The Java code skips audience verification for MSAL in the current call path. Rust should preserve compatibility unless security-msal.yml explicitly configures audience validation support. That keeps on-prem deployments working when the Microsoft token audience is the SPA client id rather than the BFF.

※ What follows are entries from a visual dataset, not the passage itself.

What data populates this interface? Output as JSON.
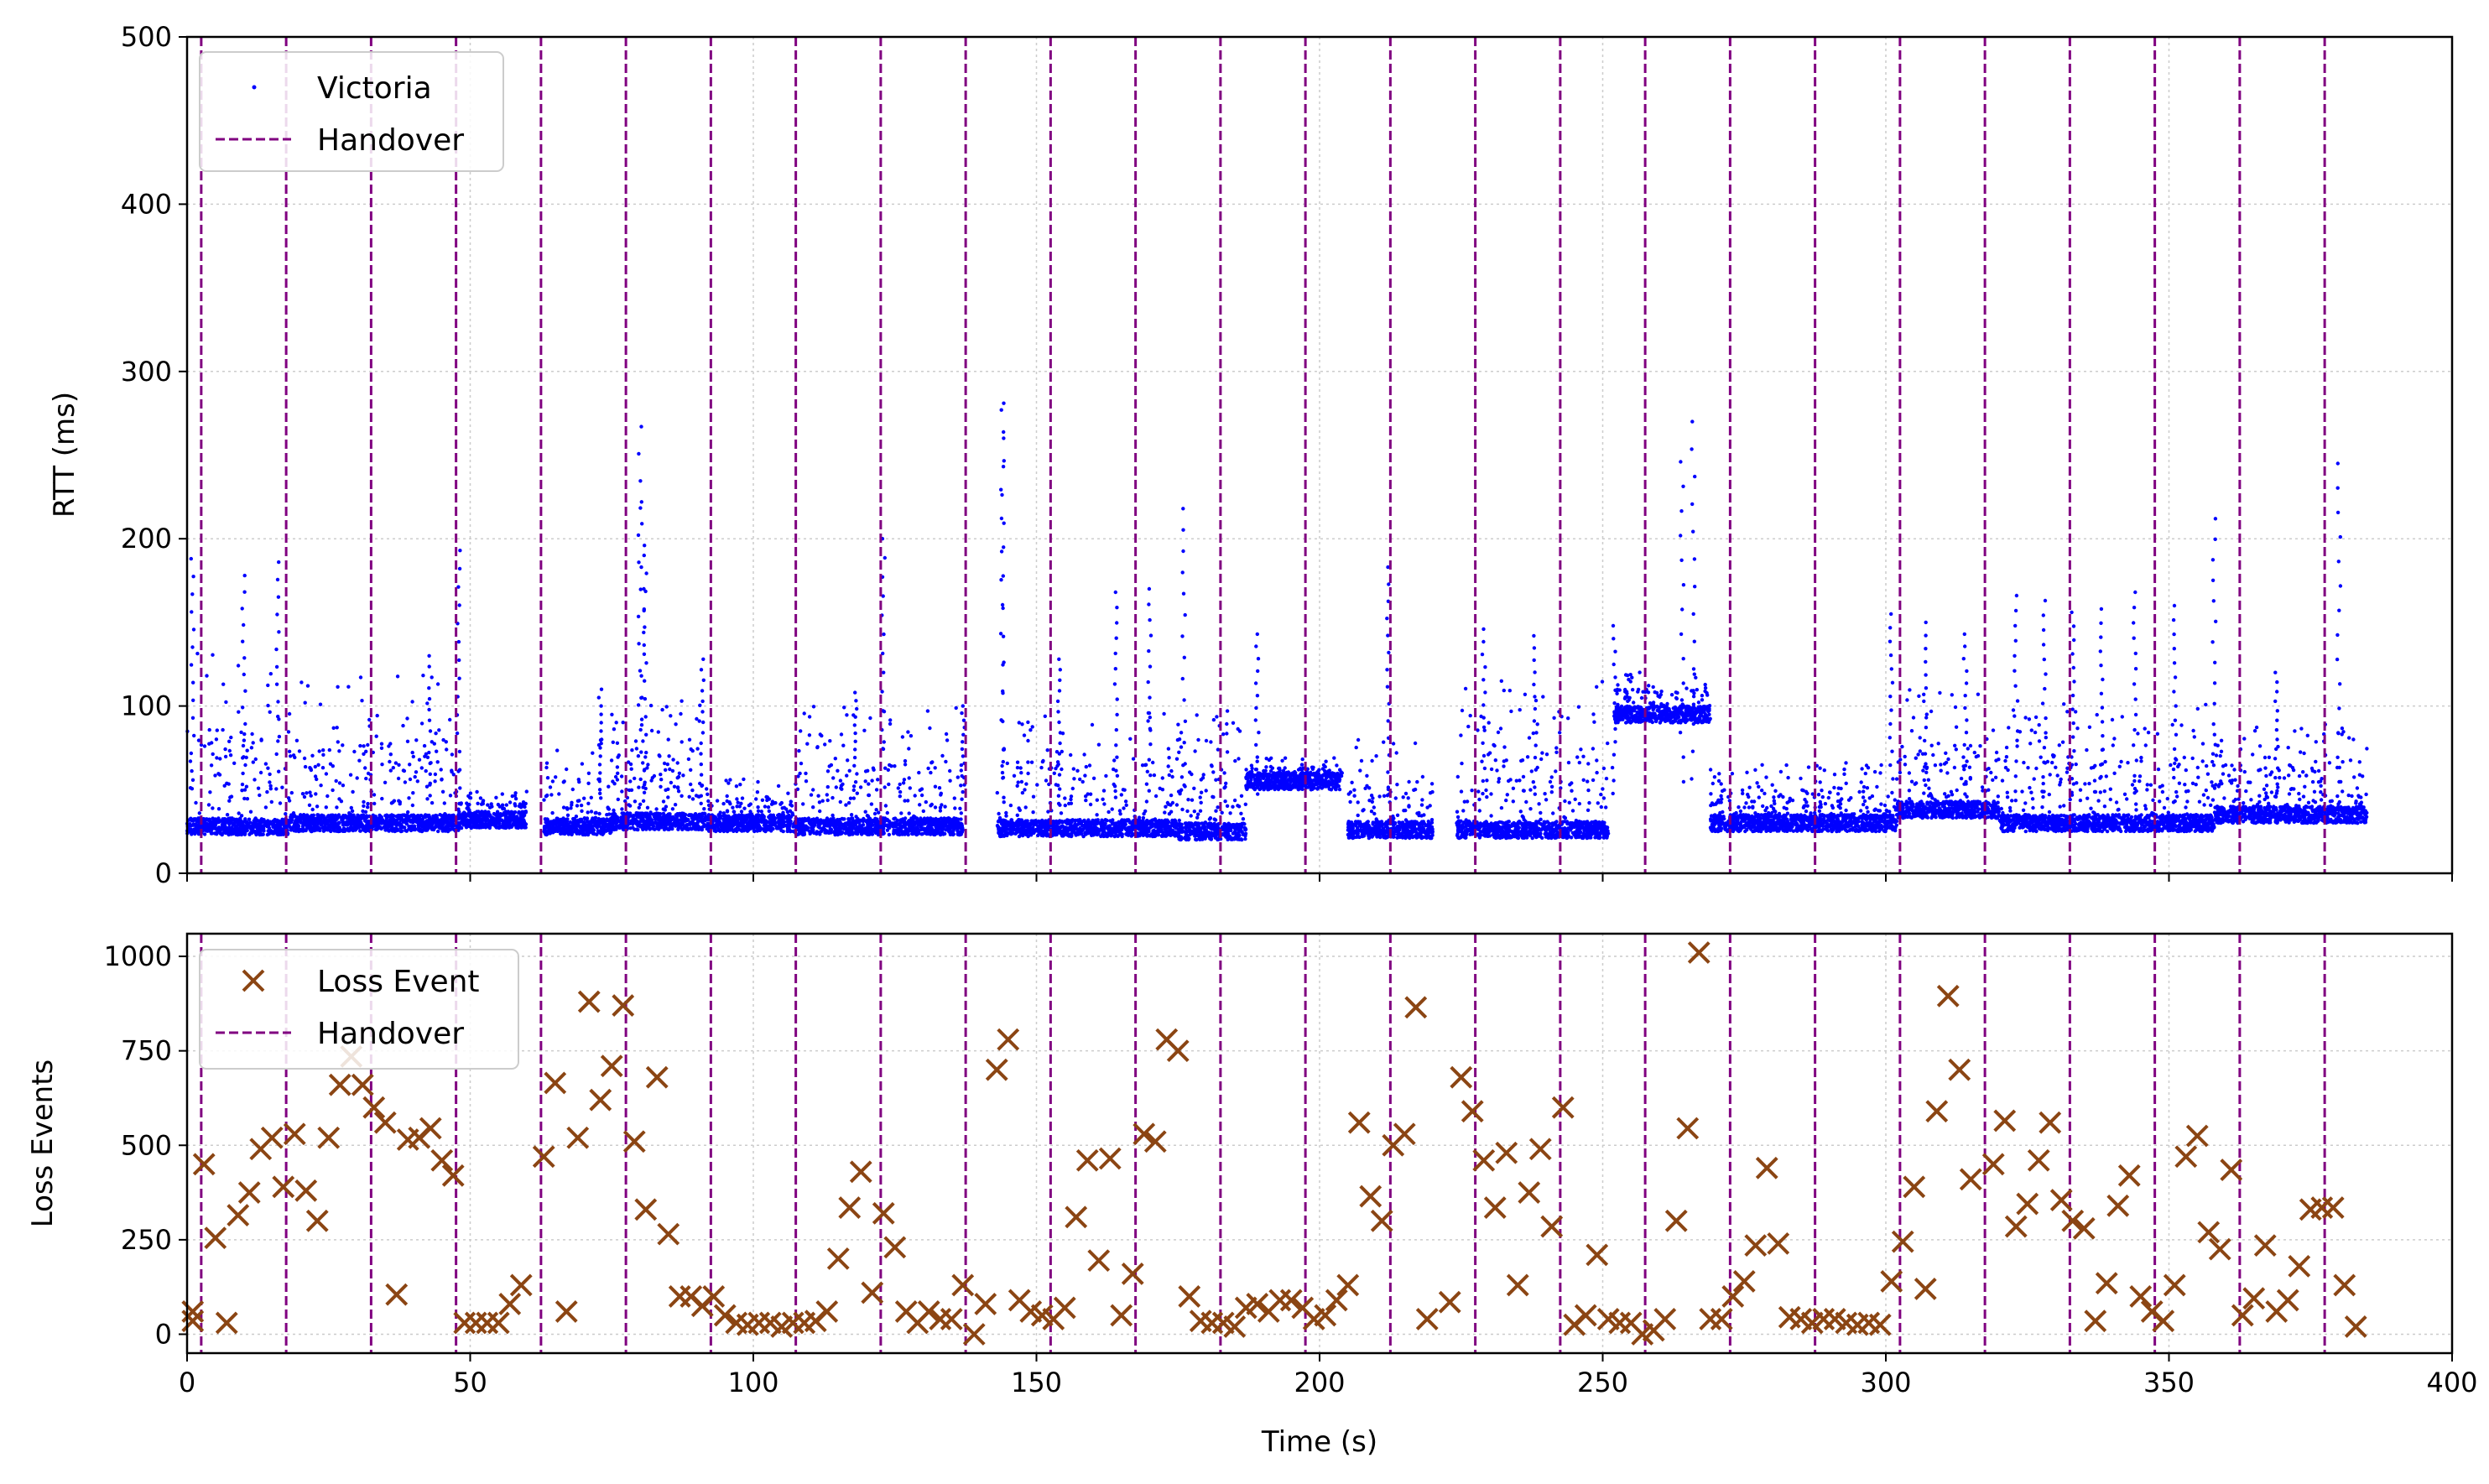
{
  "chart_data": [
    {
      "type": "scatter",
      "ylabel": "RTT (ms)",
      "xlim": [
        0,
        400
      ],
      "ylim": [
        0,
        500
      ],
      "xticks": [
        0,
        50,
        100,
        150,
        200,
        250,
        300,
        350,
        400
      ],
      "yticks": [
        0,
        100,
        200,
        300,
        400,
        500
      ],
      "grid": true,
      "legend_loc": "upper-left",
      "legend": [
        "Victoria",
        "Handover"
      ],
      "colors": {
        "rtt": "#0000ff",
        "handover": "#800080"
      },
      "segments": [
        {
          "x0": 0,
          "x1": 18,
          "base": 28,
          "burst": 58
        },
        {
          "x0": 18,
          "x1": 48,
          "base": 30,
          "burst": 50
        },
        {
          "x0": 48,
          "x1": 60,
          "base": 32,
          "burst": 10
        },
        {
          "x0": 63,
          "x1": 75,
          "base": 28,
          "burst": 30
        },
        {
          "x0": 75,
          "x1": 92,
          "base": 31,
          "burst": 40
        },
        {
          "x0": 92,
          "x1": 107,
          "base": 30,
          "burst": 15
        },
        {
          "x0": 107,
          "x1": 137,
          "base": 28,
          "burst": 40
        },
        {
          "x0": 143,
          "x1": 175,
          "base": 27,
          "burst": 40
        },
        {
          "x0": 175,
          "x1": 187,
          "base": 25,
          "burst": 40
        },
        {
          "x0": 187,
          "x1": 204,
          "base": 55,
          "burst": 8
        },
        {
          "x0": 205,
          "x1": 220,
          "base": 26,
          "burst": 30
        },
        {
          "x0": 224,
          "x1": 251,
          "base": 26,
          "burst": 50
        },
        {
          "x0": 252,
          "x1": 269,
          "base": 95,
          "burst": 15
        },
        {
          "x0": 269,
          "x1": 302,
          "base": 30,
          "burst": 20
        },
        {
          "x0": 302,
          "x1": 320,
          "base": 38,
          "burst": 40
        },
        {
          "x0": 320,
          "x1": 358,
          "base": 30,
          "burst": 40
        },
        {
          "x0": 358,
          "x1": 385,
          "base": 35,
          "burst": 30
        }
      ],
      "spikes": [
        {
          "x": 1,
          "y": 188
        },
        {
          "x": 10,
          "y": 178
        },
        {
          "x": 16,
          "y": 186
        },
        {
          "x": 43,
          "y": 130
        },
        {
          "x": 48,
          "y": 193
        },
        {
          "x": 73,
          "y": 110
        },
        {
          "x": 80,
          "y": 267
        },
        {
          "x": 80.5,
          "y": 222
        },
        {
          "x": 81,
          "y": 190
        },
        {
          "x": 91,
          "y": 128
        },
        {
          "x": 118,
          "y": 108
        },
        {
          "x": 123,
          "y": 200
        },
        {
          "x": 137,
          "y": 100
        },
        {
          "x": 144,
          "y": 281
        },
        {
          "x": 144,
          "y": 277
        },
        {
          "x": 154,
          "y": 128
        },
        {
          "x": 164,
          "y": 168
        },
        {
          "x": 170,
          "y": 170
        },
        {
          "x": 176,
          "y": 218
        },
        {
          "x": 189,
          "y": 143
        },
        {
          "x": 212,
          "y": 183
        },
        {
          "x": 229,
          "y": 146
        },
        {
          "x": 238,
          "y": 142
        },
        {
          "x": 252,
          "y": 148
        },
        {
          "x": 264,
          "y": 246
        },
        {
          "x": 266,
          "y": 270
        },
        {
          "x": 301,
          "y": 155
        },
        {
          "x": 307,
          "y": 150
        },
        {
          "x": 314,
          "y": 143
        },
        {
          "x": 323,
          "y": 166
        },
        {
          "x": 328,
          "y": 163
        },
        {
          "x": 333,
          "y": 156
        },
        {
          "x": 338,
          "y": 158
        },
        {
          "x": 344,
          "y": 168
        },
        {
          "x": 351,
          "y": 160
        },
        {
          "x": 358,
          "y": 212
        },
        {
          "x": 369,
          "y": 120
        },
        {
          "x": 380,
          "y": 245
        }
      ]
    },
    {
      "type": "scatter",
      "xlabel": "Time (s)",
      "ylabel": "Loss Events",
      "xlim": [
        0,
        400
      ],
      "ylim": [
        -50,
        1060
      ],
      "xticks": [
        0,
        50,
        100,
        150,
        200,
        250,
        300,
        350,
        400
      ],
      "yticks": [
        0,
        250,
        500,
        750,
        1000
      ],
      "grid": true,
      "legend_loc": "upper-left",
      "legend": [
        "Loss Event",
        "Handover"
      ],
      "colors": {
        "loss": "#8b4513",
        "handover": "#800080"
      },
      "points": [
        [
          1,
          60
        ],
        [
          1,
          35
        ],
        [
          3,
          450
        ],
        [
          5,
          255
        ],
        [
          7,
          30
        ],
        [
          9,
          315
        ],
        [
          11,
          375
        ],
        [
          13,
          490
        ],
        [
          15,
          520
        ],
        [
          17,
          390
        ],
        [
          19,
          530
        ],
        [
          21,
          380
        ],
        [
          23,
          300
        ],
        [
          25,
          520
        ],
        [
          27,
          660
        ],
        [
          29,
          735
        ],
        [
          31,
          660
        ],
        [
          33,
          600
        ],
        [
          35,
          560
        ],
        [
          37,
          105
        ],
        [
          39,
          515
        ],
        [
          41,
          520
        ],
        [
          43,
          545
        ],
        [
          45,
          460
        ],
        [
          47,
          420
        ],
        [
          49,
          30
        ],
        [
          51,
          30
        ],
        [
          53,
          30
        ],
        [
          55,
          30
        ],
        [
          57,
          80
        ],
        [
          59,
          130
        ],
        [
          63,
          470
        ],
        [
          65,
          665
        ],
        [
          67,
          60
        ],
        [
          69,
          520
        ],
        [
          71,
          880
        ],
        [
          73,
          620
        ],
        [
          75,
          710
        ],
        [
          77,
          870
        ],
        [
          79,
          510
        ],
        [
          81,
          330
        ],
        [
          83,
          680
        ],
        [
          85,
          265
        ],
        [
          87,
          100
        ],
        [
          89,
          100
        ],
        [
          91,
          75
        ],
        [
          93,
          100
        ],
        [
          95,
          50
        ],
        [
          97,
          30
        ],
        [
          99,
          25
        ],
        [
          101,
          30
        ],
        [
          103,
          30
        ],
        [
          105,
          20
        ],
        [
          107,
          30
        ],
        [
          109,
          30
        ],
        [
          111,
          35
        ],
        [
          113,
          60
        ],
        [
          115,
          200
        ],
        [
          117,
          335
        ],
        [
          119,
          430
        ],
        [
          121,
          110
        ],
        [
          123,
          320
        ],
        [
          125,
          230
        ],
        [
          127,
          60
        ],
        [
          129,
          30
        ],
        [
          131,
          60
        ],
        [
          133,
          40
        ],
        [
          135,
          40
        ],
        [
          137,
          130
        ],
        [
          139,
          0
        ],
        [
          141,
          80
        ],
        [
          143,
          700
        ],
        [
          145,
          780
        ],
        [
          147,
          90
        ],
        [
          149,
          60
        ],
        [
          151,
          50
        ],
        [
          153,
          40
        ],
        [
          155,
          70
        ],
        [
          157,
          310
        ],
        [
          159,
          460
        ],
        [
          161,
          195
        ],
        [
          163,
          465
        ],
        [
          165,
          50
        ],
        [
          167,
          160
        ],
        [
          169,
          530
        ],
        [
          171,
          510
        ],
        [
          173,
          780
        ],
        [
          175,
          750
        ],
        [
          177,
          100
        ],
        [
          179,
          35
        ],
        [
          181,
          30
        ],
        [
          183,
          30
        ],
        [
          185,
          20
        ],
        [
          187,
          70
        ],
        [
          189,
          80
        ],
        [
          191,
          60
        ],
        [
          193,
          90
        ],
        [
          195,
          90
        ],
        [
          197,
          70
        ],
        [
          199,
          40
        ],
        [
          201,
          50
        ],
        [
          203,
          90
        ],
        [
          205,
          130
        ],
        [
          207,
          560
        ],
        [
          209,
          365
        ],
        [
          211,
          300
        ],
        [
          213,
          500
        ],
        [
          215,
          530
        ],
        [
          217,
          865
        ],
        [
          219,
          40
        ],
        [
          223,
          85
        ],
        [
          225,
          680
        ],
        [
          227,
          590
        ],
        [
          229,
          460
        ],
        [
          231,
          335
        ],
        [
          233,
          480
        ],
        [
          235,
          130
        ],
        [
          237,
          375
        ],
        [
          239,
          490
        ],
        [
          241,
          285
        ],
        [
          243,
          600
        ],
        [
          245,
          25
        ],
        [
          247,
          50
        ],
        [
          249,
          210
        ],
        [
          251,
          40
        ],
        [
          253,
          30
        ],
        [
          255,
          30
        ],
        [
          257,
          0
        ],
        [
          259,
          10
        ],
        [
          261,
          40
        ],
        [
          263,
          300
        ],
        [
          265,
          545
        ],
        [
          267,
          1010
        ],
        [
          269,
          40
        ],
        [
          271,
          40
        ],
        [
          273,
          100
        ],
        [
          275,
          140
        ],
        [
          277,
          235
        ],
        [
          279,
          440
        ],
        [
          281,
          240
        ],
        [
          283,
          45
        ],
        [
          285,
          40
        ],
        [
          287,
          30
        ],
        [
          289,
          40
        ],
        [
          291,
          40
        ],
        [
          293,
          30
        ],
        [
          295,
          25
        ],
        [
          297,
          30
        ],
        [
          299,
          25
        ],
        [
          301,
          140
        ],
        [
          303,
          245
        ],
        [
          305,
          390
        ],
        [
          307,
          120
        ],
        [
          309,
          590
        ],
        [
          311,
          895
        ],
        [
          313,
          700
        ],
        [
          315,
          410
        ],
        [
          319,
          450
        ],
        [
          321,
          565
        ],
        [
          323,
          285
        ],
        [
          325,
          345
        ],
        [
          327,
          460
        ],
        [
          329,
          560
        ],
        [
          331,
          355
        ],
        [
          333,
          300
        ],
        [
          335,
          280
        ],
        [
          337,
          35
        ],
        [
          339,
          135
        ],
        [
          341,
          340
        ],
        [
          343,
          420
        ],
        [
          345,
          100
        ],
        [
          347,
          60
        ],
        [
          349,
          35
        ],
        [
          351,
          130
        ],
        [
          353,
          470
        ],
        [
          355,
          525
        ],
        [
          357,
          270
        ],
        [
          359,
          225
        ],
        [
          361,
          435
        ],
        [
          363,
          50
        ],
        [
          365,
          95
        ],
        [
          367,
          235
        ],
        [
          369,
          60
        ],
        [
          371,
          90
        ],
        [
          373,
          180
        ],
        [
          375,
          330
        ],
        [
          377,
          335
        ],
        [
          379,
          335
        ],
        [
          381,
          130
        ],
        [
          383,
          20
        ]
      ]
    }
  ],
  "handovers": [
    2.5,
    17.5,
    32.5,
    47.5,
    62.5,
    77.5,
    92.5,
    107.5,
    122.5,
    137.5,
    152.5,
    167.5,
    182.5,
    197.5,
    212.5,
    227.5,
    242.5,
    257.5,
    272.5,
    287.5,
    302.5,
    317.5,
    332.5,
    347.5,
    362.5,
    377.5
  ]
}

When a product requires stricter validation, security-msal.yml should be able to require issuer and audience checks for the incoming Microsoft token. The initial implementation can add these checks to the named SecurityRuntime loader as optional fields:

issuer: ${security-msal.issuer:}
audience: ${security-msal.audience:}

Blank values preserve the Java-compatible relaxed behavior. Non-blank values must be enforced during exchange-path token verification, and invalid issuer/audience should return the same invalid-token error path as other Microsoft token verification failures.

Config Server Model

Light-portal should manage the product config values and config-server should deliver resolved files:

msal-exchange.exchangePath: /auth/ms/exchange
msal-exchange.logoutPath: /auth/ms/logout
msal-exchange.cookieDomain: localhost
msal-exchange.cookieSecure: true
msal-exchange.subjectTokenType: urn:ietf:params:oauth:token-type:jwt
client.tokenExClientId: ...
client.tokenExClientSecret: ...
client.subjectTokenType: urn:ietf:params:oauth:token-type:jwt
security-msal.issuer: https://login.microsoftonline.com/{tenant-id}/v2.0
security-msal.audience: <spa-client-id>

The gateway consumes only the resolved files:

  • handler.yml
  • msal-exchange.yml
  • security-msal.yml
  • security.yml
  • client.yml

Implemented Surface

  • Shared SPA auth runtime from stateless-auth.md.
  • Named SecurityRuntime loading for security-msal.yml.
  • Token-exchange support in the shared OAuth token client.
  • msal-exchange.yml parsing, module registry registration, active-handler gating, and runtime reload.
  • msal-exchange request handling in light-gateway.
  • Required bearer-token extraction, Microsoft token validation, token-exchange request, Java-compatible cookie writing, logout, refresh renewal, and downstream internal Authorization injection.
  • Optional issuer/audience validation through security-msal.yml.
  • Unit/runtime-load coverage for subject-token-type precedence and gateway wiring.